MUHAMMED EMİN ER HOCA EFENDİ’NİN HATIRATI-1

ülkemizin en büyük âlimlerinden bir asra yaklaşan ömrünü ilim ve irşad yoluna bezletmiş değerli insan Muhammed Emin Er Hocaefendi’nin hatıralarını siz değerli okuyucularımıza ulaştırmak, âlimlerimizin ilim yolunda çektiklerini düşünerek b


2010-07-01 06:59:13

Kıymetli ziyaretçilerimiz! Muhterem âlim ve mütefekkir Mehmed Kırkıncı Hocaefendi ne güzel der; “İlim ve irfan ile mümtaz kâmil insanların, hatıralarını yad etmek hepimiz için bir vazifedir. Zira; imanın, aşkın ve irfanın tükenmez kaynağı olan bu mürşit ve âlimlere ait güzel meziyetler istikbaldeki yeni nesle ışık tutacak birer hidayet meşalesidir. Aynı zamanda bu manevi rehber ve mürşitlerin ubudiyet ve marifete ait yüksek seciyelerini zikretmek rahmet-i ilâhiyenin nüzulüne de güzel bir vesiledir. Onların kemalat ve faziletlerine ait hakikatleri yazıp nazara vermek, hasta ruhlara ve yaralı kalplere şifa olur.

Her asırda bu gibi hatıralara itibar edilmiştir. Âlemde insanları irşat edip aydınlatan ve hidayete kavuşturan öyle arifler, mürşit ve mücedditler gelip geçmişler ki, onların bıraktığı hatıralardan ve yazdıkları eserlerden nice insanlar tefeyyüz edip, saâdet ve selâmete kavuşmuşlardır. Hatıralar ve portreler, örnek insanların galerisidir.
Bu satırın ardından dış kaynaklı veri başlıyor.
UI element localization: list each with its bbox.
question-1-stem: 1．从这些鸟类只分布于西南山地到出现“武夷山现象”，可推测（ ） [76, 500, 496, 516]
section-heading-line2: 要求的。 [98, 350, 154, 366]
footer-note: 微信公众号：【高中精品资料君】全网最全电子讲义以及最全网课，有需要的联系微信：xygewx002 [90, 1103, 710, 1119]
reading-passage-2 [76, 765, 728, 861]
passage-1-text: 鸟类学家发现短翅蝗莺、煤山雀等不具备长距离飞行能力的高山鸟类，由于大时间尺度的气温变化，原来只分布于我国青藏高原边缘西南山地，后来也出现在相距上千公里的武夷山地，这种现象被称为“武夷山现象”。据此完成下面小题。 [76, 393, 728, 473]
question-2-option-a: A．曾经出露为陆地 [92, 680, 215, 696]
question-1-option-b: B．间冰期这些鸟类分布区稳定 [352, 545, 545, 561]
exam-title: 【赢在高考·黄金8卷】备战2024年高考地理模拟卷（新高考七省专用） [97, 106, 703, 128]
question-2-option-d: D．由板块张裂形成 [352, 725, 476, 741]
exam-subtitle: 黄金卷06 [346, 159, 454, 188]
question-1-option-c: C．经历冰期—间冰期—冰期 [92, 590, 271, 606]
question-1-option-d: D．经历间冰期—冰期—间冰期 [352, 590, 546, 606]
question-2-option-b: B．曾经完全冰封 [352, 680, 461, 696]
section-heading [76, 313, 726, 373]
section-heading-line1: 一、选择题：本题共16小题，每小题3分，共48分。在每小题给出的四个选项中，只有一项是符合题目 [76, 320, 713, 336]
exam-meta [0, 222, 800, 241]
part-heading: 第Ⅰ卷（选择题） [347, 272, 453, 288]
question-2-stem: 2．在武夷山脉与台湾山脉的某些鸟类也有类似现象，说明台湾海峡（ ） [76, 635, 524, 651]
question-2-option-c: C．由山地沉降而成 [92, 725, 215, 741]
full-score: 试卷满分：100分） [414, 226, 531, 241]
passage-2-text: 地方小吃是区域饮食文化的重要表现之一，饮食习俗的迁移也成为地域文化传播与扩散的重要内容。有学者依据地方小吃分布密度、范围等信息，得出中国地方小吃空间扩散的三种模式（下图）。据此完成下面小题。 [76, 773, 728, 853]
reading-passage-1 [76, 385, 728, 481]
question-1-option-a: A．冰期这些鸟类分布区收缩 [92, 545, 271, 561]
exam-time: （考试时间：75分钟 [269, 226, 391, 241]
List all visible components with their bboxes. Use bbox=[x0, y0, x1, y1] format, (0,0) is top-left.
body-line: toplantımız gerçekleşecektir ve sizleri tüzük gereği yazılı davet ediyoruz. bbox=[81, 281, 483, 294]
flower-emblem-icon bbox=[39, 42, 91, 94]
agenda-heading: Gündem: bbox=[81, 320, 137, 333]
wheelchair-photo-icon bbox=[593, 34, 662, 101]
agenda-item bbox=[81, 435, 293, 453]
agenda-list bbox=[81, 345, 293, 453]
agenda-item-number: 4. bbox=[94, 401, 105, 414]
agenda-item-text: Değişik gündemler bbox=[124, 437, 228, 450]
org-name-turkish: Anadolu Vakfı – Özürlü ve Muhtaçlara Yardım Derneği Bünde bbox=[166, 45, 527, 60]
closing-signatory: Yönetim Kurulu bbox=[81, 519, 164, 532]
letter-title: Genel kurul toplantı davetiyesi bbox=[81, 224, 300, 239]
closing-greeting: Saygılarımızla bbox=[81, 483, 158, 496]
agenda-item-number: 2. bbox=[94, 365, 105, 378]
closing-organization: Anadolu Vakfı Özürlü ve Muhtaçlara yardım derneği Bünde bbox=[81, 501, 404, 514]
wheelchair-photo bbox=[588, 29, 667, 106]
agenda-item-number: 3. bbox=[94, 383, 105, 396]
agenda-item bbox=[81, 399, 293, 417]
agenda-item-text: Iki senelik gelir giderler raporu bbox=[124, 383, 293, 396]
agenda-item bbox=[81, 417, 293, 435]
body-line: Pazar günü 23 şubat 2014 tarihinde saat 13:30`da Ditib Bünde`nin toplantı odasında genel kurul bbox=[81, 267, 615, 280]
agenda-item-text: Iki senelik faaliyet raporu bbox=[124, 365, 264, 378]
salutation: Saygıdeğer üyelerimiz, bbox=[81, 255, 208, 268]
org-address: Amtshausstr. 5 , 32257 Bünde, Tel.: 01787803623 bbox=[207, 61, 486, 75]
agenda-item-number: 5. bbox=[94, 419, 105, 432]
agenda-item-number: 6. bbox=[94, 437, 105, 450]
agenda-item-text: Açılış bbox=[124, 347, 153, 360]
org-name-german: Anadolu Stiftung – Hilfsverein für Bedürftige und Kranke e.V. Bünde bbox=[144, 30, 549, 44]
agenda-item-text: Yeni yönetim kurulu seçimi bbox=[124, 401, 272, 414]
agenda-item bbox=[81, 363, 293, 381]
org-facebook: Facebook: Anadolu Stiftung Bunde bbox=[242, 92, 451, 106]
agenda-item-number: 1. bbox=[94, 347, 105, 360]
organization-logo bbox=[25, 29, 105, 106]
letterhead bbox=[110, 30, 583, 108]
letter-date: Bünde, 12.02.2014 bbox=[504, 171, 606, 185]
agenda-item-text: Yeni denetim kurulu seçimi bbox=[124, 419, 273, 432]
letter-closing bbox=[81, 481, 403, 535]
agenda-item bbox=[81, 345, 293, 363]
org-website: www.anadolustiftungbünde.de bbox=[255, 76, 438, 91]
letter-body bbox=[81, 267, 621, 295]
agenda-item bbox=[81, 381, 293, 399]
Büyük adamların hayatlarını okurken insanlar kendi küçüklüklerini görürler, onlar bir endam aynası gibidir. İnsan onları okumak suretiyle kendini sigaya çeker ve onlara benzemeye çalışır. Edebiyatta tezkireler bu faydayı temin etmek için yazılmışlardır. Demek ki, her devir bu gibi rehber ve mürşitlere muhtaçtır.”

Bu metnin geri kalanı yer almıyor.